The divide, oft-touted as an issue in the region, is an issue that regional movie-makers are keen to narrow.
With this year’s edition opening with Mira Nair‘s The Reluctant Fundamentalist, organizers are also pointing to the fact that this year’s shindig includes eight Qatari films helmed by women directors, eleven films by Arab women filmmakers will unspool in the Festival’s Arab film competition, while the contemporary world cinema, special screenings, and tribute to Algerian cinema sidebars feature a further six titles directed by women.
The Arab film competition boasts Maggie Morgan’s Asham: A Man Called Hope, which narrates the stories of six couples at different stages in their relationship, set against the lead up to the Jan. 25 Revolution and Hanan Abdalla’s In the Shadow of a Man, that presents the personal revolutions of four women from different backgrounds in post-revolution Egypt.

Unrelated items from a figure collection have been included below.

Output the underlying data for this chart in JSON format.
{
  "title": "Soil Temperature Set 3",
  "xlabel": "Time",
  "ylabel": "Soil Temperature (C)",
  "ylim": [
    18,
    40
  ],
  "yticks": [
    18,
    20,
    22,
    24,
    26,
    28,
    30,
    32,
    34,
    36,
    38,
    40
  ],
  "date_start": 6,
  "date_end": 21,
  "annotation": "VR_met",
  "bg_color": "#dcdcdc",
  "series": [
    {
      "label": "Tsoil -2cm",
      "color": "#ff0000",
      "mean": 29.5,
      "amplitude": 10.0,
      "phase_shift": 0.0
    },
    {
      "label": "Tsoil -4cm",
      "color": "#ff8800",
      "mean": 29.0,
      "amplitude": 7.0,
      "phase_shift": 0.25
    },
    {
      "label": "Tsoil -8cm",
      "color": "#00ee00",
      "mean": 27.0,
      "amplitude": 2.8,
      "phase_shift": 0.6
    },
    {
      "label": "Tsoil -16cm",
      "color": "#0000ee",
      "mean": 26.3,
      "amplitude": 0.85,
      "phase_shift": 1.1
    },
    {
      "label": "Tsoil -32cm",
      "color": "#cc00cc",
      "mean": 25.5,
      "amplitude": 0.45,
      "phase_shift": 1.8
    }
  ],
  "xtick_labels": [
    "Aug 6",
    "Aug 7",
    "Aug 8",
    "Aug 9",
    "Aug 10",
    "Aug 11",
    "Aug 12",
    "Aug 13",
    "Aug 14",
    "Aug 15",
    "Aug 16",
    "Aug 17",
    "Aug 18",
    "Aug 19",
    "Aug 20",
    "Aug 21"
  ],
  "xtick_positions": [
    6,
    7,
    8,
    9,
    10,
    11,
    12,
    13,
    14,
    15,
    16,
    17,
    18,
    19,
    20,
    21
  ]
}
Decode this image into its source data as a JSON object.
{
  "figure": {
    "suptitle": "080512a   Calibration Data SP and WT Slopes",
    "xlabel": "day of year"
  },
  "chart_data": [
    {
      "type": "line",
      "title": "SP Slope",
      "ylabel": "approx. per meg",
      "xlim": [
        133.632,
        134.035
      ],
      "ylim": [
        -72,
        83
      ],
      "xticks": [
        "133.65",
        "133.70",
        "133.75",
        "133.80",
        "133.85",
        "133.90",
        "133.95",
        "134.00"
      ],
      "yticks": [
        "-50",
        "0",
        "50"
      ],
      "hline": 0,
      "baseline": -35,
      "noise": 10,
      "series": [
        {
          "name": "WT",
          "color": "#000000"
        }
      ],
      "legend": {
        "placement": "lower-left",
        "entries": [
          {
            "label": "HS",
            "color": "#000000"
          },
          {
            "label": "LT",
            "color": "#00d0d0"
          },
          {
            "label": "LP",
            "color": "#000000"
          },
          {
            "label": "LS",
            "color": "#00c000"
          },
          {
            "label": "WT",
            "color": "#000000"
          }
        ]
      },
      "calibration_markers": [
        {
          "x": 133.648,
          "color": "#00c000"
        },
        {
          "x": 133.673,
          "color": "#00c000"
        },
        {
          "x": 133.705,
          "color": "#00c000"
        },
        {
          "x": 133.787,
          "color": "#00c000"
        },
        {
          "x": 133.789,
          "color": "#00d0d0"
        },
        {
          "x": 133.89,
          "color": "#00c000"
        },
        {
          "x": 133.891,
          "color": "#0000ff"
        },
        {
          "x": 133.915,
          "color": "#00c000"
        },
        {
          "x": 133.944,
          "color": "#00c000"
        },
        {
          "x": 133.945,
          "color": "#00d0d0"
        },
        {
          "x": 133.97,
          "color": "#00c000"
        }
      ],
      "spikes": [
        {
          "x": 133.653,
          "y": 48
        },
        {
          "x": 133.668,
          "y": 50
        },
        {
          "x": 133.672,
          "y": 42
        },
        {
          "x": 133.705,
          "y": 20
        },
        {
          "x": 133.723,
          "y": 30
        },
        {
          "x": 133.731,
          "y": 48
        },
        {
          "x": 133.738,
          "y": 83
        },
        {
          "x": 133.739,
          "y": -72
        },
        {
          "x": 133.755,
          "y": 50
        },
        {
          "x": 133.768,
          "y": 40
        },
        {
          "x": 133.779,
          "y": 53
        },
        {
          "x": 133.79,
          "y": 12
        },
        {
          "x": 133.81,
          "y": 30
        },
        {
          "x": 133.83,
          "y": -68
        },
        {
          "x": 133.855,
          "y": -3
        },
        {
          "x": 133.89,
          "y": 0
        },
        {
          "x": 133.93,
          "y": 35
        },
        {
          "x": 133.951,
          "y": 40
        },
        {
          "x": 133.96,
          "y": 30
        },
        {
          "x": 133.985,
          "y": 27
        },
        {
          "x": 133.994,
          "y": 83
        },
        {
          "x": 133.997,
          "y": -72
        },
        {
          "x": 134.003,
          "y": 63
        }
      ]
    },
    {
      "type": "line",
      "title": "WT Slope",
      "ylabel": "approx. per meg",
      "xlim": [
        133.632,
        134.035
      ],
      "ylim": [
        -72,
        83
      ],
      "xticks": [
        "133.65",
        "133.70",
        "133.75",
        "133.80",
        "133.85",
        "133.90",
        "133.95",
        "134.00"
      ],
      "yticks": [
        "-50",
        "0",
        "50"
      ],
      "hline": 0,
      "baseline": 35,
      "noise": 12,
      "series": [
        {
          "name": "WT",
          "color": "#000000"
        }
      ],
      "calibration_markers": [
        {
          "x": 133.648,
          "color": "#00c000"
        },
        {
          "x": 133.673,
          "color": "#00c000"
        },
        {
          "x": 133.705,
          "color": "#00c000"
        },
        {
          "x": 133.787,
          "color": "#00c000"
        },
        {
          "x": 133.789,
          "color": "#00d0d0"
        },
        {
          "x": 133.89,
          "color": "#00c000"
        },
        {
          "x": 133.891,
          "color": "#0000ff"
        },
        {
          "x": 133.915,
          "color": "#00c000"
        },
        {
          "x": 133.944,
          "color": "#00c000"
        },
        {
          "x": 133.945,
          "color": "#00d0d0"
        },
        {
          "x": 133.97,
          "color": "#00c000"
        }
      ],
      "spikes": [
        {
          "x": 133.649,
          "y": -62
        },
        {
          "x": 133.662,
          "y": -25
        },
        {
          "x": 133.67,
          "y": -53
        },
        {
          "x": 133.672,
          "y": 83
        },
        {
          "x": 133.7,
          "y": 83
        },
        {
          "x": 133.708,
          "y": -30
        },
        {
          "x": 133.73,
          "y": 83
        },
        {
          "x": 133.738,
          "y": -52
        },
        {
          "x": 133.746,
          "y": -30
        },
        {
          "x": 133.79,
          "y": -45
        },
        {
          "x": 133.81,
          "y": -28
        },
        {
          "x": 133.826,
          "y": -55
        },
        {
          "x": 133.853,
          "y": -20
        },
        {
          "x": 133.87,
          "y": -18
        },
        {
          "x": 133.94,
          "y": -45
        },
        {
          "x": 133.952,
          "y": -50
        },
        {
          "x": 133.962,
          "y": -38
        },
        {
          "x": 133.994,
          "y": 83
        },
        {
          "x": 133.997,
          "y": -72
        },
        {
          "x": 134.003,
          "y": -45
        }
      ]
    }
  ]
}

Also In Competition are Tamara Stepanyan’s Embers, a tribute to the memory of the filmmaker’s grandmother, A Deep Long Breath by Tahani Rached which documents the 18 days that brought about the end of dictatorship in Egypt; Rafea: Solar Mama by Jehane Noujaim and Mona Eldaief, which follows the story of a Jordanian Bedouin mother who leaves her home to travel to India to obtain an education; The Lebanese Rocket Society co-directed by Joana Hadjithomas billed as a reflection of the reawakening of hopes in the wake of the Arab spring; Sanctity by Ahd Kamel, which documents the story of a pregnant, young Saudi widow who will endure anything to protect her unborn child; L`Mrayet by Nadia Rais about a man who is hired to write the future; Ismail by Nora Alsharif about a young Palestinian boy living in a refugee camp who struggles to escape death when he and his little brother stray into a minefield; When They Slept by Maryam Touzani about the relationship between a grandfather and a granddaughter and The Wall by Odette Makhlouf Mouarkech about living everyday life in Beirut during the civil war.
In addition to her opening night duties, Nair will also lead a panel on the making of The Reluctant Fundamentalist, a film part financed by the Doha Film Institute.
The festival runs Nov. 17 through 24.